Without the sequence, the embryos died on day 14, but before that they developed massive hemorrhaging. Closer analysis showed that large veins in the embryo leaked embryonic red blood cells.

"We knew GATA2 was expressed in endothelial cells that line blood vessels, but we didn't know what it was doing there," Bresnick says. "Now we have identified examples in which the endothelial lining of large veins in the embryos was discontinuous."

While it was obvious from the hemorrhaging that the knock-out mice could still produce embryonic red blood cells very early in development, it was not clear if this capability continued later in development to produce the diverse array of adult blood cells. So the UW team turned its attention to stem cells and progenitor cells in the embryonic yolk sac and fetal liver, where blood production, or hematopoeisis, takes place.

Using a robust test for progenitor cells, they found that activity was not compromised in the yolk sac, which provides embryonic red blood cells to the early embryo, but defects were seen later in development in the fetal liver, a major site of blood stem and progenitor cell production.

"We were grateful to be able to collaborate with Dr. Jing Zhang, a stem cell scientist based at UW's McArdle Laboratory for Cancer Research who routinely studies hematopoietic stem cell activity using the 'gold standard' approach of cell transplantation," Bresnick says.

Zhang analyzed the fetal liver compartment and found that stem cells were completely missing.

"These assays informed us that the +9.5 switch site is absolutely required for GATA2 to be expressed in the fetal liver and for the establishment and/or maintenance of hematopoietic stem cells," Bresnick says.
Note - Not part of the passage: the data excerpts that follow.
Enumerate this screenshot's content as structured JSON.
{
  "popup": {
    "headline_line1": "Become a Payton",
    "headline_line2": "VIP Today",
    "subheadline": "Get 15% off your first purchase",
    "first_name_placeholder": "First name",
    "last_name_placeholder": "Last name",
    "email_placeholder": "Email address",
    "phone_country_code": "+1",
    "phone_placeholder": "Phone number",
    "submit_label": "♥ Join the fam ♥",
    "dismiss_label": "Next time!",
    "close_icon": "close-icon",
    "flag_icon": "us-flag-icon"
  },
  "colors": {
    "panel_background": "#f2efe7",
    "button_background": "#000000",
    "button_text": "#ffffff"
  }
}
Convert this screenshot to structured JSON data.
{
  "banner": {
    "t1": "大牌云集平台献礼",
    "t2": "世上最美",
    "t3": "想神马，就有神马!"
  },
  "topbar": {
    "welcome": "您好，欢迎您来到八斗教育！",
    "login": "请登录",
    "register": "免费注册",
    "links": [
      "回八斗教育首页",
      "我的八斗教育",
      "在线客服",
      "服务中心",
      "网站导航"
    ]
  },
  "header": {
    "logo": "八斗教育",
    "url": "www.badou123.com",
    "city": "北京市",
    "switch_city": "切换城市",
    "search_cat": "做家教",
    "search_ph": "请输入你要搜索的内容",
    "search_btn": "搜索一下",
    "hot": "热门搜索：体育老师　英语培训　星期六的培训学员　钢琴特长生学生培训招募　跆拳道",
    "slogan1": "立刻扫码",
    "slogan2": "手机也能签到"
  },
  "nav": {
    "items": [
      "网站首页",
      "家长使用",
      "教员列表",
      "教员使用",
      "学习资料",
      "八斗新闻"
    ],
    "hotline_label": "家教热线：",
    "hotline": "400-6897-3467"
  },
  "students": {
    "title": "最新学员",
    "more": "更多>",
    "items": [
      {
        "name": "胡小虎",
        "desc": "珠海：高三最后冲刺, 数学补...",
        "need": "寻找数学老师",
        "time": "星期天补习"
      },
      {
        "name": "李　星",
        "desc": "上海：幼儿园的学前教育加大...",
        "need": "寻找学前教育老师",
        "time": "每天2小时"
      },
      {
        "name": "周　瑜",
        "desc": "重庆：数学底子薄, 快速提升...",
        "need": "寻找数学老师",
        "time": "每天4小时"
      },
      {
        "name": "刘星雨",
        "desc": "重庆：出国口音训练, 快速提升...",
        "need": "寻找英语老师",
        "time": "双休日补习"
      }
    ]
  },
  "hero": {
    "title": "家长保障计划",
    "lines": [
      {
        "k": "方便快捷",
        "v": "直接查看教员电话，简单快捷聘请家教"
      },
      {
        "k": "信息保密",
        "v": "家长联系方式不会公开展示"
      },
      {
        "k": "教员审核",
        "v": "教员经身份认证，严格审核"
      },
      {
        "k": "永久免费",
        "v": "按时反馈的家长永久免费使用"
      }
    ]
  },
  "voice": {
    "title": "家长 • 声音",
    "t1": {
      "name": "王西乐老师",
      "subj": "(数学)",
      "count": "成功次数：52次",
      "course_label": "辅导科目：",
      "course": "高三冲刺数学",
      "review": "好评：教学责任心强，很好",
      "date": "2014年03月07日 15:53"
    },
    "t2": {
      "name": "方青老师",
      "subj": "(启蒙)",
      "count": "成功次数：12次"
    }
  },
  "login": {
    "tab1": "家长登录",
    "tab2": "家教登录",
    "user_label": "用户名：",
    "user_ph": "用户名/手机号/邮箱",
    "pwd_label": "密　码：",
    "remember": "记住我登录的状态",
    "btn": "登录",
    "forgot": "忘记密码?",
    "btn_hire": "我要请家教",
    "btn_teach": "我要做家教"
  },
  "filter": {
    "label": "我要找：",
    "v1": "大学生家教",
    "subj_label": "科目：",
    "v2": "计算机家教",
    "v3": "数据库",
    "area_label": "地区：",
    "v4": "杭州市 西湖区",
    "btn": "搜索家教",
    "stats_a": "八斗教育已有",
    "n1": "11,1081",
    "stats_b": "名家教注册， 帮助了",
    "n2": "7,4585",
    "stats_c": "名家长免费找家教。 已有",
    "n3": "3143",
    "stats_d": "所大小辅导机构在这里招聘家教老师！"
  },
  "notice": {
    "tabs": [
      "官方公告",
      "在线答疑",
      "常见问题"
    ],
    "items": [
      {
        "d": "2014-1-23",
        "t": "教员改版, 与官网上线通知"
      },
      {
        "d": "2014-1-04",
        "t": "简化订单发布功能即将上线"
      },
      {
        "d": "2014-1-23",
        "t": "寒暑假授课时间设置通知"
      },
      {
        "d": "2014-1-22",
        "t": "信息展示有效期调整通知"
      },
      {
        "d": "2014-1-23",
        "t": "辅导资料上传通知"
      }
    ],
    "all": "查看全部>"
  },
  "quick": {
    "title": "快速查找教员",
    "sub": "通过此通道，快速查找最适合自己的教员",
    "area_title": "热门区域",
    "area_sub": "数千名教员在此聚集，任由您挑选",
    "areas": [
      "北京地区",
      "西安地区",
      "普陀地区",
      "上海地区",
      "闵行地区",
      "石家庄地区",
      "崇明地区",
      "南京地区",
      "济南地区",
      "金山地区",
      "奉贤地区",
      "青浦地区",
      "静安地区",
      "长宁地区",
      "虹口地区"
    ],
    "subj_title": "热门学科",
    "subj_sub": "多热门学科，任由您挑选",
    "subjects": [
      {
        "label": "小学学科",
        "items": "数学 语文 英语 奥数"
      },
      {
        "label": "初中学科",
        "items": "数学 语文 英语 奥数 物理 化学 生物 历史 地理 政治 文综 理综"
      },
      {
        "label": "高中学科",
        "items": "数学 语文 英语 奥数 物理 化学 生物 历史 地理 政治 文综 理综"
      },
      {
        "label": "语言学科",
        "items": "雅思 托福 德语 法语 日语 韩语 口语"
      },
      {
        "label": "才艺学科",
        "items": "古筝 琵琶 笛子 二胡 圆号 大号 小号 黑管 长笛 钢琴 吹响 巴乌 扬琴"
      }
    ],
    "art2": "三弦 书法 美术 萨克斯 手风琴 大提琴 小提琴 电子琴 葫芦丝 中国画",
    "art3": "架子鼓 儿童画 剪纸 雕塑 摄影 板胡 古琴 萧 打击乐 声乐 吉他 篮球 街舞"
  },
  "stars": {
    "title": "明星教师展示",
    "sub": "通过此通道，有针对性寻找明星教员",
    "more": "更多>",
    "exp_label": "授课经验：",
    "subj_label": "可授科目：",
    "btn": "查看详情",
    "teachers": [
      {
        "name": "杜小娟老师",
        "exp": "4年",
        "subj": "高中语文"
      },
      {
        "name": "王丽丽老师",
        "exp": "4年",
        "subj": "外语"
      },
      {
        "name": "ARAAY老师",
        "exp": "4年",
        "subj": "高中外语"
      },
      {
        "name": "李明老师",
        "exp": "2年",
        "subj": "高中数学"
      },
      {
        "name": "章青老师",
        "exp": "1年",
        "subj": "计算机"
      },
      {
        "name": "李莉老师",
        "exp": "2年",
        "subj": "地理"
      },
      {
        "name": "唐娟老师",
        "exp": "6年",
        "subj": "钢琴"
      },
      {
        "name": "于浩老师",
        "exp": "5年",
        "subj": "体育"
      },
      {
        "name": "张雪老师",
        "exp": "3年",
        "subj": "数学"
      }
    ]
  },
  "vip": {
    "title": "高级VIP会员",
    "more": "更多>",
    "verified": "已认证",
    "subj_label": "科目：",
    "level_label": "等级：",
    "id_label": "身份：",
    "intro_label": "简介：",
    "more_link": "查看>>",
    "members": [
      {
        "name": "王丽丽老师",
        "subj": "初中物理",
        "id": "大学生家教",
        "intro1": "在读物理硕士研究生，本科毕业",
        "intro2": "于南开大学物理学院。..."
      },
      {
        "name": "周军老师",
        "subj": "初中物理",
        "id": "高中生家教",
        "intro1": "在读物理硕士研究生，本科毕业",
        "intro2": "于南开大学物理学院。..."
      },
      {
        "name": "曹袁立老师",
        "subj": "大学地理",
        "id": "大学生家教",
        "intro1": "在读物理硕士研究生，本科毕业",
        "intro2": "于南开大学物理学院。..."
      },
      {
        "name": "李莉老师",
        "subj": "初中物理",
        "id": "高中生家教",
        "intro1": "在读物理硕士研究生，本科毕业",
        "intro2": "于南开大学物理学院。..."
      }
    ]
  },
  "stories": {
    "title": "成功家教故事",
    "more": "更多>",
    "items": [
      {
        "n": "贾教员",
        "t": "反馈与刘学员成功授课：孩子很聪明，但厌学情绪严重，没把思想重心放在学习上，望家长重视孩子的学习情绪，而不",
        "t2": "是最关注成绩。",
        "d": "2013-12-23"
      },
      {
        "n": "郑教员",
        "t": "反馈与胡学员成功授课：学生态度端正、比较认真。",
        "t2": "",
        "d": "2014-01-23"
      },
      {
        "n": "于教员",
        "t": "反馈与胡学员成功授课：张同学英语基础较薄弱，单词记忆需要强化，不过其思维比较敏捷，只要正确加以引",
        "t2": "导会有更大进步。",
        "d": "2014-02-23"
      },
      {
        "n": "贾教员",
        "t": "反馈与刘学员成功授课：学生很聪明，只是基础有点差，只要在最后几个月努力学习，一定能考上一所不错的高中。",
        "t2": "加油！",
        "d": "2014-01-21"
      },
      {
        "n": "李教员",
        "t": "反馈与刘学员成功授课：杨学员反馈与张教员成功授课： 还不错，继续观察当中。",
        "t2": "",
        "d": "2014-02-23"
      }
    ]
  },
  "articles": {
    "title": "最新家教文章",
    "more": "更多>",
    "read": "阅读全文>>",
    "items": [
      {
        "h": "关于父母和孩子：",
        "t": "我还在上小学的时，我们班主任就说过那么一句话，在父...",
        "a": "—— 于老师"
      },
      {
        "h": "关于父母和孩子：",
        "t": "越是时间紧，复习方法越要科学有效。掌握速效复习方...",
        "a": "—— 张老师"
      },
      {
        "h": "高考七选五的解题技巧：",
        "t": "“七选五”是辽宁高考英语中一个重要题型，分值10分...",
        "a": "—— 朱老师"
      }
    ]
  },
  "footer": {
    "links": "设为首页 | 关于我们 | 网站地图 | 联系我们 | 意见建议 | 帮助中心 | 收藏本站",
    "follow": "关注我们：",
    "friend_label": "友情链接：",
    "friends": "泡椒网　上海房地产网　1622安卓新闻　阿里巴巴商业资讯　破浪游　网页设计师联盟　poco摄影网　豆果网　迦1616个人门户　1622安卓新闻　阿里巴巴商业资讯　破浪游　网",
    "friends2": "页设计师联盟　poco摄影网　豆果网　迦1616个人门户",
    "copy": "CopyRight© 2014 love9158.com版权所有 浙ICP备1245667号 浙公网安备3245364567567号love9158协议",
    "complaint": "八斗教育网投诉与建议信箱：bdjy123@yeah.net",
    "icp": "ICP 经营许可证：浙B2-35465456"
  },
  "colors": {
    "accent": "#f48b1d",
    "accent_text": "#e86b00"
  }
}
Although the UW team's analyses were performed using mouse models, Bresnick's NIH collaborators identified the same switch site mutation in a patient with MonoMAC syndrome, a rare immunodeficiency disease characterized by blood and immune cell disorders and increased susceptibility to mycobacterial disease, warts and certain cancers. The syndrome typically is caused by a mutation in the gene coding region of GATA2. A number of people with MonoMAC syndrome are enrolled in clinical studies overseen by Dr. Steven Holland, chief of the Laboratory of Clinical Infectious Diseases at the National Institute of Allergy and Infectious Disease, part of the NIH.

After identifying four people with MonoMAC syndrome who lacked the usual mutation, Amy Hsu, an investigator in Holland's laboratory, sequenced the +9.5 GATA2 switch site in the patients. She found that one of them had a deletion in the switch site that caused blood vessel disorders in the mice from Bresnick's laboratory.

"Given the importance of GATA2 for controlling blood cell development, I was not surprised that alterations in any portion of the GATA2 gene would be linked to a blood disorder," Bresnick says.

"But finding that the small +9.5 sequence we discovered was disrupted in the human disease MonoMAC was quite striking."

It may be the only example in which a small DNA disruption in a regulatory region of a gene produces such a profound effect as eliminating adult stem cells, he adds.

"We feel that the +9.5 sequence's ability to produce stem cells, combined with its critical role in conferring blood vessel integrity, has earned it the description of a master regulatory GATA switch site," he says.